Vehicle registration plates of the United Arab Emirates come under the jurisdiction of each of the country's seven emirates and each of them have their unique plate numbering design and system. The international code for the United Arab Emirates is UAE.

==Design==
Each emirate has its own vehicle registration plate design.

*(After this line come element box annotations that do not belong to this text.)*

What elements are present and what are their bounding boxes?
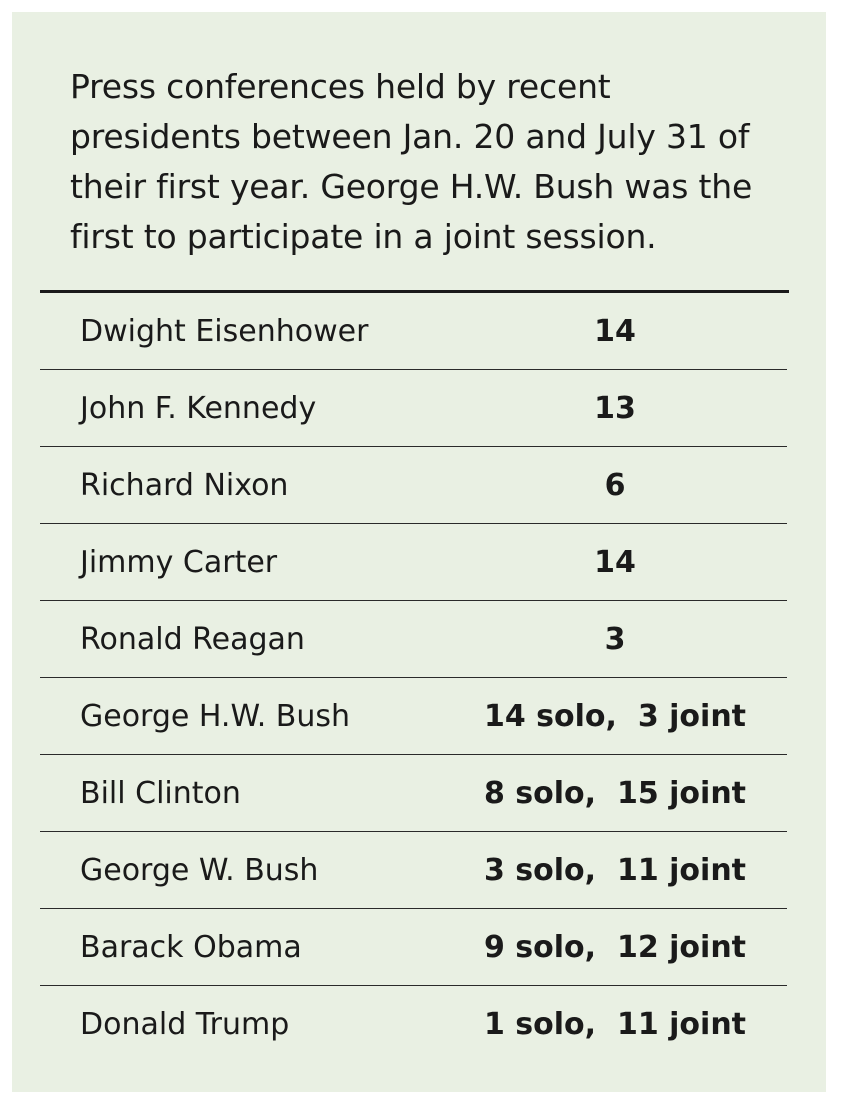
table-row: Barack Obama 9 solo, 12 joint [40, 909, 787, 986]
president-name: Donald Trump [80, 1006, 290, 1042]
press-conference-table: Dwight Eisenhower 14 John F. Kennedy 13 Rich… [40, 293, 787, 1062]
press-conference-count: 9 solo, 12 joint [483, 929, 747, 965]
press-conference-count: 3 solo, 11 joint [483, 852, 747, 888]
chart-card: Press conferences held by recent preside… [12, 12, 826, 1092]
president-name: George H.W. Bush [80, 698, 350, 734]
table-row: Richard Nixon 6 [40, 447, 787, 524]
president-name: Dwight Eisenhower [80, 313, 369, 349]
president-name: Jimmy Carter [80, 544, 278, 580]
press-conference-count: 3 [604, 621, 626, 657]
press-conference-count: 14 [594, 313, 636, 349]
table-row: George H.W. Bush 14 solo, 3 joint [40, 678, 787, 755]
table-row: Bill Clinton 8 solo, 15 joint [40, 755, 787, 832]
press-conference-count: 13 [594, 390, 636, 426]
president-name: John F. Kennedy [80, 390, 317, 426]
press-conference-count: 8 solo, 15 joint [483, 775, 747, 811]
table-top-rule [40, 290, 789, 293]
press-conference-count: 6 [604, 467, 626, 503]
president-name: Richard Nixon [80, 467, 289, 503]
table-row: Dwight Eisenhower 14 [40, 293, 787, 370]
chart-title: Press conferences held by recent preside… [70, 67, 753, 256]
president-name: Ronald Reagan [80, 621, 305, 657]
president-name: Bill Clinton [80, 775, 241, 811]
president-name: George W. Bush [80, 852, 319, 888]
press-conference-count: 1 solo, 11 joint [483, 1006, 747, 1042]
table-row: George W. Bush 3 solo, 11 joint [40, 832, 787, 909]
table-row: Donald Trump 1 solo, 11 joint [40, 986, 787, 1062]
press-conference-count: 14 solo, 3 joint [483, 698, 747, 734]
table-row: John F. Kennedy 13 [40, 370, 787, 447]
table-row: Jimmy Carter 14 [40, 524, 787, 601]
president-name: Barack Obama [80, 929, 302, 965]
press-conference-count: 14 [594, 544, 636, 580]
table-row: Ronald Reagan 3 [40, 601, 787, 678]
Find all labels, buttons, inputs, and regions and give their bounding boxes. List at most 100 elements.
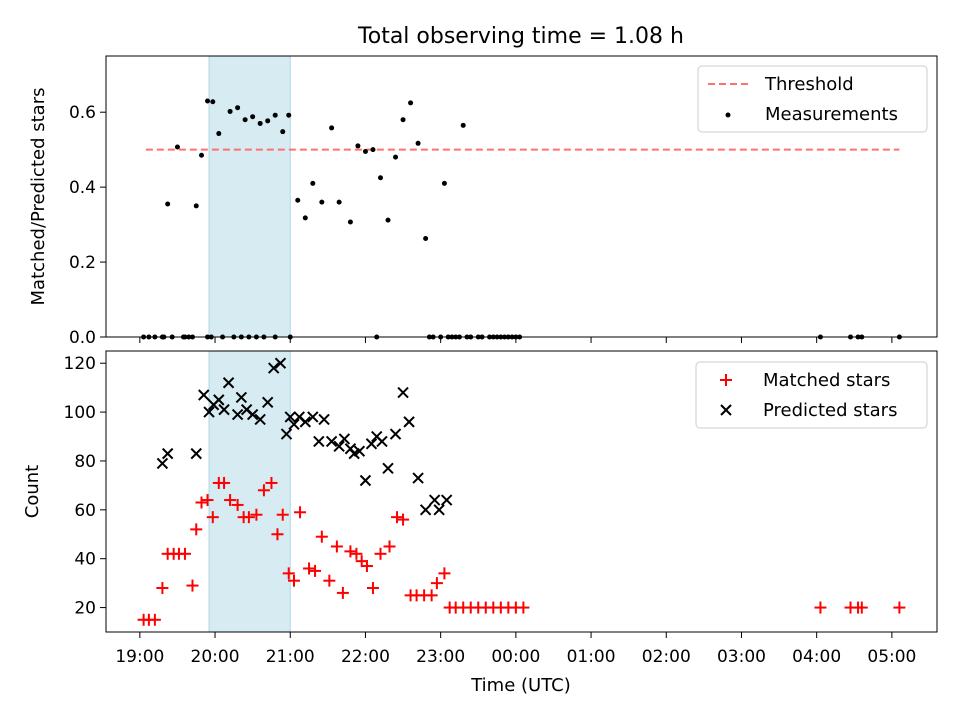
x-tick-label: 04:00 xyxy=(792,647,841,667)
measurement-point xyxy=(258,121,263,126)
measurement-point xyxy=(442,181,447,186)
matched-star-point xyxy=(814,602,826,614)
x-tick-label: 21:00 xyxy=(266,647,315,667)
measurement-point xyxy=(250,114,255,119)
measurement-point xyxy=(165,201,170,206)
top-highlight-span xyxy=(209,56,290,337)
y-tick-label: 0.2 xyxy=(69,253,96,273)
measurement-point xyxy=(319,200,324,205)
measurement-point xyxy=(280,129,285,134)
x-tick-label: 23:00 xyxy=(416,647,465,667)
measurement-point xyxy=(423,236,428,241)
legend-measurements-swatch xyxy=(726,113,731,118)
matched-star-point xyxy=(156,582,168,594)
top-panel: 0.00.20.40.6 Matched/Predicted stars Thr… xyxy=(28,56,937,348)
y-tick-label: 80 xyxy=(74,452,96,472)
x-tick-label: 22:00 xyxy=(341,647,390,667)
bottom-panel: 20406080100120 19:00 20:00 21:00 22:00 23:00… xyxy=(22,351,937,696)
predicted-star-point xyxy=(366,439,376,449)
matched-star-point xyxy=(893,602,905,614)
matched-star-point xyxy=(186,580,198,592)
matched-star-point xyxy=(179,548,191,560)
measurement-point xyxy=(416,141,421,146)
predicted-star-point xyxy=(360,476,370,486)
bottom-legend: Matched stars Predicted stars xyxy=(696,362,927,428)
y-tick-label: 60 xyxy=(74,501,96,521)
measurement-point xyxy=(386,218,391,223)
predicted-star-point xyxy=(404,417,414,427)
measurement-point xyxy=(273,113,278,118)
matched-star-point xyxy=(367,582,379,594)
matched-star-point xyxy=(196,496,208,508)
measurement-point xyxy=(337,200,342,205)
predicted-star-point xyxy=(383,463,393,473)
measurement-point xyxy=(205,98,210,103)
x-axis-label: Time (UTC) xyxy=(470,675,571,696)
predicted-star-point xyxy=(413,473,423,483)
measurement-point xyxy=(363,149,368,154)
predicted-star-point xyxy=(377,436,387,446)
bottom-y-axis-label: Count xyxy=(22,465,43,518)
measurement-point xyxy=(303,215,308,220)
matched-star-point xyxy=(337,587,349,599)
y-tick-label: 0.6 xyxy=(69,103,96,123)
bottom-highlight-span xyxy=(209,351,290,632)
top-x-ticks xyxy=(140,337,892,343)
measurement-point xyxy=(461,123,466,128)
matched-star-point xyxy=(397,514,409,526)
matched-star-point xyxy=(517,602,529,614)
chart-canvas: Total observing time = 1.08 h 0.00.20.40… xyxy=(0,0,960,720)
matched-star-point xyxy=(294,506,306,518)
top-y-ticks: 0.0 0.2 0.4 0.6 xyxy=(69,103,106,348)
measurement-point xyxy=(295,198,300,203)
matched-star-point xyxy=(438,567,450,579)
x-tick-label: 03:00 xyxy=(717,647,766,667)
predicted-stars-points xyxy=(157,358,451,515)
matched-star-point xyxy=(374,548,386,560)
matched-star-point xyxy=(391,511,403,523)
measurement-point xyxy=(199,153,204,158)
predicted-star-point xyxy=(391,429,401,439)
measurement-point xyxy=(243,117,248,122)
matched-star-point xyxy=(303,562,315,574)
measurement-point xyxy=(286,113,291,118)
y-tick-label: 40 xyxy=(74,550,96,570)
x-tick-label: 01:00 xyxy=(567,647,616,667)
measurement-point xyxy=(265,118,270,123)
predicted-star-point xyxy=(199,390,209,400)
bottom-y-ticks: 20 40 60 80 100 120 xyxy=(64,354,106,618)
predicted-star-point xyxy=(314,436,324,446)
measurement-point xyxy=(329,125,334,130)
legend-matched-label: Matched stars xyxy=(763,370,890,391)
predicted-star-point xyxy=(163,449,173,459)
y-tick-label: 100 xyxy=(64,403,96,423)
x-tick-label: 20:00 xyxy=(191,647,240,667)
measurement-point xyxy=(378,175,383,180)
measurement-point xyxy=(175,145,180,150)
predicted-star-point xyxy=(398,388,408,398)
matched-star-point xyxy=(316,531,328,543)
matched-star-point xyxy=(309,565,321,577)
y-tick-label: 0.4 xyxy=(69,178,96,198)
predicted-star-point xyxy=(434,505,444,515)
matched-star-point xyxy=(431,577,443,589)
x-tick-label: 05:00 xyxy=(867,647,916,667)
top-y-axis-label: Matched/Predicted stars xyxy=(28,88,49,306)
predicted-star-point xyxy=(430,495,440,505)
top-legend: Threshold Measurements xyxy=(698,66,927,132)
x-tick-label: 02:00 xyxy=(642,647,691,667)
chart-title: Total observing time = 1.08 h xyxy=(357,24,684,49)
matched-star-point xyxy=(384,540,396,552)
matched-star-point xyxy=(426,589,438,601)
predicted-star-point xyxy=(157,458,167,468)
predicted-star-point xyxy=(421,505,431,515)
bottom-x-ticks: 19:00 20:00 21:00 22:00 23:00 00:00 01:00 02:00… xyxy=(115,632,916,667)
measurement-point xyxy=(210,99,215,104)
measurement-point xyxy=(228,109,233,114)
matched-star-point xyxy=(190,523,202,535)
measurement-point xyxy=(348,219,353,224)
measurement-point xyxy=(408,100,413,105)
measurement-point xyxy=(401,117,406,122)
measurement-point xyxy=(310,181,315,186)
predicted-star-point xyxy=(442,495,452,505)
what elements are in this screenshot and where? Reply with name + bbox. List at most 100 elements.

United Arab Emirates vehicle registration plates
| Emirate | Image (550x110mm) | Image (335x155mm) | Description and range (applies to current version) |
| Abu Dhabi |  |  | (1(2) 12345) The code (usually the number in the red area) can be either 1, 4 to 22 or 50 (to celebrate the UAE’s 50th National Day); the plate number can be only up to five digits. |
| Ajman |  |  | (A12345) Numbers contain up to 5 digits, and only A, B, C, D, E, and H can be the first letter. |
| Dubai |  |  | (A12345) AA, BB, CC, DD or EE can also be a code, and numbers contain a maximum of five digits. The following vehicles with special registration have special number plates: Taxis (max. 4 digits, taxi symbol, yellow color), Two-Wheelers (max. 5 digits, bike symbol), Classic Cars (max. 5 digits, CLASSIC on left hand side in yellow), Exported Cars (max. 4 digits, Blue Color), Vehicles on transit (max. 5 digits, Green color) and Police Vehicles (max. 4 digits, Dark Green color design on left hand side). |
| Fujairah |  |  | Fujairah license plates can have one of the letters: A to G, K, M, P, R, S, or T, on a white plate. Numbers contain a maximum of five digits. |
| Ras Al Khaimah |  |  | Ras Al Khaimah license plates can have one of the letters: A, C, D, I, K, M, N, S, V or Y, on a white plate, or feature a fort on the top side of the plate. Numbers contain a maximum of five digits. |
| Sharjah |  |  | Sharjah license plates either may or may not include a category number (also known as the plate’s “code”), spanning from 1 to 4 (possibly 1 to 5 in the future) on an orange or a white plate. License plates may have numbers contain a maximum of five digits. |
| Umm Al Quwain |  |  | Umm al-Quwain license plates can have one of the letters: A, B, C, D, E, F, G, H, I or X, on a white plate. Numbers contain a maximum of five digits. |

The Sharjah Police have launched new vehicle number plates that have modern design and enhanced quality.